Por esse motivo, desde que não implique limitações de conteúdo nem atente contra a liberdade de expressão tão duramente conquistada, a exigência é, sim, moralizadora e racional. Se os textos das contrapartidas publicados colocaram ?em suspeição o governo em relação à liberdade de expressão?, segundo o ministro Gushiken, em suspeição agora está o retorno ao estágio anterior: o acesso de poucos aos muitos recursos que todos geraram e a intangibilidade de um sistema fechado, em que, salvo relevantes exceções, predomina o aspecto personalista e mercadológico das escolhas.

Nossa sugestão é que todo o contingente de recursos de renúncia fiscal convirja para o Fundo Nacional de Cultura

Ressalvas devem ser feitas, como algumas iniciativas da BR Petrobras Distribuidora -na exigência de inserção de sessões gratuitas- e o Programa de Apoio ao Curta-Metragem, da Petrobras, empreendidas antes do governo Lula. Além e aquém da polêmica das contrapartidas, o que nos parece de fato preocupante é que no mesmo patamar de critérios e estratégias se equiparem produç&otiotilde;es culturais dos diversos gêneros e veículos, de Norte a Sul do país, ignorando tanto as especificidades setoriais quanto as históricas, geográficas e econômicas que conformaram cada região tal como é e se expressa.

Acreditamos que deva ser criada uma política distinta para o profissional e o amador, o urbano e o rural, o cinema e o teatro e cada forma de arte, artesanato e expressão popular-pois distintos são seus investimentos, destinatários sociais e realidades administrativas e orçamentárias. O cinema tem dimensões e agenda em escala industrial. O teatro é artesanato mesmo em sua mais urbana e requintada forma: dígitos e prioridades os diferenciam. Em todas as formas, custos são variáveis invariáveis, infensas à ética, ideologia e vocação. Mas o teatro simplesmente não poderá sobreviver sem apoio do governo, se não por aumento de dotação orçamentária, pela distribuição equânime dos recursos fiscais aos quais o governo renunciou.

Se o que se deseja é promover a inclusão social através da arte e da cultura, cabe tratar com isonomia todos os setores. Por outro lado, há que observar proporcionalidade a cada etapa do processo de produção.
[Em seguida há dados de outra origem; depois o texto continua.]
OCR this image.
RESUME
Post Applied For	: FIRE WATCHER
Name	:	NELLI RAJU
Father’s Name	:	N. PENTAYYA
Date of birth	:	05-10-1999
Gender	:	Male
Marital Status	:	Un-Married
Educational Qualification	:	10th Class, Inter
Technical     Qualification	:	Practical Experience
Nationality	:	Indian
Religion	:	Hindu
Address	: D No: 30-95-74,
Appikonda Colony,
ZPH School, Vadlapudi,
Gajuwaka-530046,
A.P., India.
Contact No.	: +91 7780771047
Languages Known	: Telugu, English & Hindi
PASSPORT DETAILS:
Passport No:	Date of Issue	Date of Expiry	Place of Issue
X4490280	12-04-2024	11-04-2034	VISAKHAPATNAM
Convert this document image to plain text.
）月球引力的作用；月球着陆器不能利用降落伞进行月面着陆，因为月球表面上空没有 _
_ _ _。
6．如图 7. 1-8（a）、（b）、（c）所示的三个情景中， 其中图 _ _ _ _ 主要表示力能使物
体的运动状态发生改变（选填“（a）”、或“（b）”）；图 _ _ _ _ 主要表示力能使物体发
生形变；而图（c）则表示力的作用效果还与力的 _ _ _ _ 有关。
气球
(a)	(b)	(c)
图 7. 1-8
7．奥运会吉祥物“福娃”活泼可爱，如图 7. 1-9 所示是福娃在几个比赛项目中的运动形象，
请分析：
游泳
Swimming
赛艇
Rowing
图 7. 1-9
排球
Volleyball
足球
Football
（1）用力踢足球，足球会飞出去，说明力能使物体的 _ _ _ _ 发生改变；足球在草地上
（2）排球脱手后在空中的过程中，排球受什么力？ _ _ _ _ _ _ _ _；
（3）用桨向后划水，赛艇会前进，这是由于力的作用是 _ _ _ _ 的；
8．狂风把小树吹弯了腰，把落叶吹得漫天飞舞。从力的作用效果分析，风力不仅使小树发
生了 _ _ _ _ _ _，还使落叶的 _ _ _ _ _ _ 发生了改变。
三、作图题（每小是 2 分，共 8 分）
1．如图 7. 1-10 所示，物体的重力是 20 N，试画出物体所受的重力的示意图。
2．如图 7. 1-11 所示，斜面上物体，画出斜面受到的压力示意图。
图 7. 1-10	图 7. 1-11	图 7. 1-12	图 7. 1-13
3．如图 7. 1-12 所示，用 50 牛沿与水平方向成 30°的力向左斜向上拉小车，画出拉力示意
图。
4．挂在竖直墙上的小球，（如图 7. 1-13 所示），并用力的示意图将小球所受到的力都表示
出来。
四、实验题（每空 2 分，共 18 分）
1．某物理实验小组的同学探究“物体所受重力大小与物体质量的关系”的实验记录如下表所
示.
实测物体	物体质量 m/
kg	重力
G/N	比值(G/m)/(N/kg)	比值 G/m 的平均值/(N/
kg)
Se um patrocínio abrange da pré à pós-produção, de modo que o agente cultural não corra nenhum risco, a contrapartida deve ser inegociavelmente maior -tanto no que diz respeito ao aspecto educacional, quanto à ampliação do espectro social atingido. Nesse caso, é necessária a formação de uma rede interativa entre os ministérios da Cultura, da Educação e suas respectivas secretarias de Estados e municípios, de modo que não recaia sobre o agente cultural o encargo de operacionalizar e financiar o suporte para a inclusão e difusão do bem cultural.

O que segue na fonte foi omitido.